On 22 October 1960, the foundation stone of the college was laid by Dom Basil Griffin OSB (died 1963). He was a monk at Douai Abbey in Woolhampton, Berkshire, and twin brother of Cardinal Griffin, who the college was named after. The college was built to educate the children of the four Catholic parishes in Cannock Chase. Those parishes were St Mary and St Thomas More in Cannock, Our Lady of Lourdes in Hednesford, St Joseph and Etheldreda in Rugeley and St Joseph in Burntwood.

The school has a house system that names each of the six school houses after past cardinals of the Catholic church in England. The houses are Allen, Newman, Manning, Vaughan, Wiseman and Hinsley.

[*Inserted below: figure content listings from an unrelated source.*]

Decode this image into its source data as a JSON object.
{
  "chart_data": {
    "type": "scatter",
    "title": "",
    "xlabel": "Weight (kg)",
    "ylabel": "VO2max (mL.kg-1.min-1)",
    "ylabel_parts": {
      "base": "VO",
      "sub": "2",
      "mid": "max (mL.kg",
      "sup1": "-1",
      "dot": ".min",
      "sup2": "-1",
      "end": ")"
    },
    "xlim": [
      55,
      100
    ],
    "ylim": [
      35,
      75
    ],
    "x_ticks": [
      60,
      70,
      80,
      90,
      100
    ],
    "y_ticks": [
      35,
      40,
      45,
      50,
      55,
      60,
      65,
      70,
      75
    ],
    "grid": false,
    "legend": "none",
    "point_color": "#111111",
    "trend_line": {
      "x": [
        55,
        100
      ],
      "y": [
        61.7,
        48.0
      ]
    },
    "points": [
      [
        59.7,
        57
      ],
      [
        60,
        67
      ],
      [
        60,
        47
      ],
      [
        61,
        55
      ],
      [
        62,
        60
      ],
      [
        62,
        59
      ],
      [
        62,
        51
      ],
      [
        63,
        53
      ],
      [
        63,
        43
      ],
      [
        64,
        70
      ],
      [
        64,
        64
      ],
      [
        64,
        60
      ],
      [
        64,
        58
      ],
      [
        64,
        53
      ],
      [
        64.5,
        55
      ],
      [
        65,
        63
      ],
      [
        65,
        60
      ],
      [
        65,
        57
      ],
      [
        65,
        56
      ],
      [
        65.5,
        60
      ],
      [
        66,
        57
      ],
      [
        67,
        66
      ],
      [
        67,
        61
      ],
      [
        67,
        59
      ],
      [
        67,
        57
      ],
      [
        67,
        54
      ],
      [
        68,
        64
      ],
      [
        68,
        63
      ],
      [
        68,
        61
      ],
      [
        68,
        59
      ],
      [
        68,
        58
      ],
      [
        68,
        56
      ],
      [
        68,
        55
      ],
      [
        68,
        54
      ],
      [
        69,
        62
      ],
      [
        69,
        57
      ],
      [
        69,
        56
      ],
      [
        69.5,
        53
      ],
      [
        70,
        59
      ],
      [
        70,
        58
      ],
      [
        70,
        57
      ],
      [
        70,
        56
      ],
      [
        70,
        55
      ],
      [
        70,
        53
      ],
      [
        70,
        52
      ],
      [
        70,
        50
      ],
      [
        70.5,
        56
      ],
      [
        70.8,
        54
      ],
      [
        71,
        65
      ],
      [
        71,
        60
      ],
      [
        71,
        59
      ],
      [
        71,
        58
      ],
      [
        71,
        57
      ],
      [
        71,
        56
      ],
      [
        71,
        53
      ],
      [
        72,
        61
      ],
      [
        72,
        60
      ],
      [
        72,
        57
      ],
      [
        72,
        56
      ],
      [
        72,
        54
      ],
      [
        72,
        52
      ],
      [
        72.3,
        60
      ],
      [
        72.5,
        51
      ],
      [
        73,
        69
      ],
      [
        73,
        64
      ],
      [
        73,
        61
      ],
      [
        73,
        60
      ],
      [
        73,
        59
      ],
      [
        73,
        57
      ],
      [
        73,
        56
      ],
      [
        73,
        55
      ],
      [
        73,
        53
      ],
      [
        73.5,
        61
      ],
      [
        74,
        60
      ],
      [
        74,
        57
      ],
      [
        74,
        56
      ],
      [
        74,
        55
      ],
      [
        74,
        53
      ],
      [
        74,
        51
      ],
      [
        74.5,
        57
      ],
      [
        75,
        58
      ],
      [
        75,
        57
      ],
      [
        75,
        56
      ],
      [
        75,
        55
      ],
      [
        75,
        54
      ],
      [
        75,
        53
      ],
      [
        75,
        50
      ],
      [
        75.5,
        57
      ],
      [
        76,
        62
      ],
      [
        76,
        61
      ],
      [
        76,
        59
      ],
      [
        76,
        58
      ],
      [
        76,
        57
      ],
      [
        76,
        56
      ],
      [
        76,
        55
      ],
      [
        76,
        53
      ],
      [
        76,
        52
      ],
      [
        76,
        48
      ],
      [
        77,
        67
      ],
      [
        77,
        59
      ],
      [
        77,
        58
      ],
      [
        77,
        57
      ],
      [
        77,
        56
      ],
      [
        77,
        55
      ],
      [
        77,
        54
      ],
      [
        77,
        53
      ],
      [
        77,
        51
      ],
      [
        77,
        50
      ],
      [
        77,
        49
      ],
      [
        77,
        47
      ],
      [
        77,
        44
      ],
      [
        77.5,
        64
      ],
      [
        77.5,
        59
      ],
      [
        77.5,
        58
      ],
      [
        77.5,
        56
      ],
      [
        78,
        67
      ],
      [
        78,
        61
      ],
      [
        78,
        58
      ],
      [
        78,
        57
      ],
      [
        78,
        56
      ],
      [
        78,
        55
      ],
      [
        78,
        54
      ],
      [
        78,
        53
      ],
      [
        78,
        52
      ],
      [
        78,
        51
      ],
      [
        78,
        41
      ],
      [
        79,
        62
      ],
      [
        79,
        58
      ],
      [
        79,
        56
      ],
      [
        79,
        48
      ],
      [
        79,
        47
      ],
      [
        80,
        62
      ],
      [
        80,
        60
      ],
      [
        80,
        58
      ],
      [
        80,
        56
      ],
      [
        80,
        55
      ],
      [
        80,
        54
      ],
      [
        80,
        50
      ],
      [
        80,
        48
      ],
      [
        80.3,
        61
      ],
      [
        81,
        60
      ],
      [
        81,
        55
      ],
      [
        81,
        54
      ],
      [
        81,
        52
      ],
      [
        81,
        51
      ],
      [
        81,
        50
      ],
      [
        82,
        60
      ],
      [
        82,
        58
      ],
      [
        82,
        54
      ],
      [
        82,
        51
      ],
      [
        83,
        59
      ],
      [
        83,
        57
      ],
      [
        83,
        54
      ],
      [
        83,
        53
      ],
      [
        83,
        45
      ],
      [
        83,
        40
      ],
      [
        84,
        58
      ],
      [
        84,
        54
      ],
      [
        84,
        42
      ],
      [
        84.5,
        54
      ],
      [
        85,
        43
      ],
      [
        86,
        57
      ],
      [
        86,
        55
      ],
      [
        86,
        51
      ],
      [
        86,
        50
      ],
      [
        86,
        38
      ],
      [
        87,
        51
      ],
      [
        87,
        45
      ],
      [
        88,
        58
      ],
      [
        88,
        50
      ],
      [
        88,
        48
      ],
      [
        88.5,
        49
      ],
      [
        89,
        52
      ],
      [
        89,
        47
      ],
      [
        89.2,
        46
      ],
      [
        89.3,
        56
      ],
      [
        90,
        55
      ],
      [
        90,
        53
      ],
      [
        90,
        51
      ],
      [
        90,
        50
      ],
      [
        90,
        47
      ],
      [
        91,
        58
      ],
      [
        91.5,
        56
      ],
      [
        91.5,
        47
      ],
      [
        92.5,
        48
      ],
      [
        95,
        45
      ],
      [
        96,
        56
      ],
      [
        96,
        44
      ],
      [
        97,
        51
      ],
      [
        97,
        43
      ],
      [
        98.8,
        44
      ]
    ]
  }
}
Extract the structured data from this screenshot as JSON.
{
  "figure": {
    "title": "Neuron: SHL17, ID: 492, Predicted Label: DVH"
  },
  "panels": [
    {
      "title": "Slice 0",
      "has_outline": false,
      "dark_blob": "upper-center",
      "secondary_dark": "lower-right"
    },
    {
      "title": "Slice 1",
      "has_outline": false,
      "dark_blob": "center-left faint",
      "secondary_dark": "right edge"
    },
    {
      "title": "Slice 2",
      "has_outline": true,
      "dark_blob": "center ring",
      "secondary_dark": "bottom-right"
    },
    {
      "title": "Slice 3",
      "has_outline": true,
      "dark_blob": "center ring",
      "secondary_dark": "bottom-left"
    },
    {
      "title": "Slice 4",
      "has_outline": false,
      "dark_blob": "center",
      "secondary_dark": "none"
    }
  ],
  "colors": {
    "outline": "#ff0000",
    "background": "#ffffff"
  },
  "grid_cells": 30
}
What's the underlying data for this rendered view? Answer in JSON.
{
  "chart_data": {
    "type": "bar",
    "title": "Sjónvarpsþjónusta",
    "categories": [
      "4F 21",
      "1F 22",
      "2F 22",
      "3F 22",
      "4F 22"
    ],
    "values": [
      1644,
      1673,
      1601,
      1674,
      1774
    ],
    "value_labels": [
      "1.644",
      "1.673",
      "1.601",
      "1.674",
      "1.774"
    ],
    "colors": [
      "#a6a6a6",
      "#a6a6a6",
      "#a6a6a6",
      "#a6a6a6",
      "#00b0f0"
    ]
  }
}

The college has played the sport of Handball since 1980s. In 1982, they won the national under-15s final and in the early 1980s came fourth in the under-14 championship of a Europe-wide Handball tournament in Teramo.

In 2010 an observatory with two domes and what has been called the "largest collection of telescopes in the Midlands" was built on the school grounds. It was opened by Brother Guy Consolmagno SJ, the official Vatican Astronomer.

In 2013, Ofsted inspected the school and rated it in overall effectiveness as 'Good' and behaviour and safety of pupils as 'Outstanding'. The overall effectiveness was an improvement from its previous inspection, which was rated as 'Satisfactory'.

Previously a voluntary aided school administered by Staffordshire County Council, in September 2023 Cardinal Griffin Catholic College converted to academy status. The school is now sponsored by The Painsley Catholic Academy Trust, but continues to be under the jurisdiction of the Roman Catholic Archdiocese of Birmingham.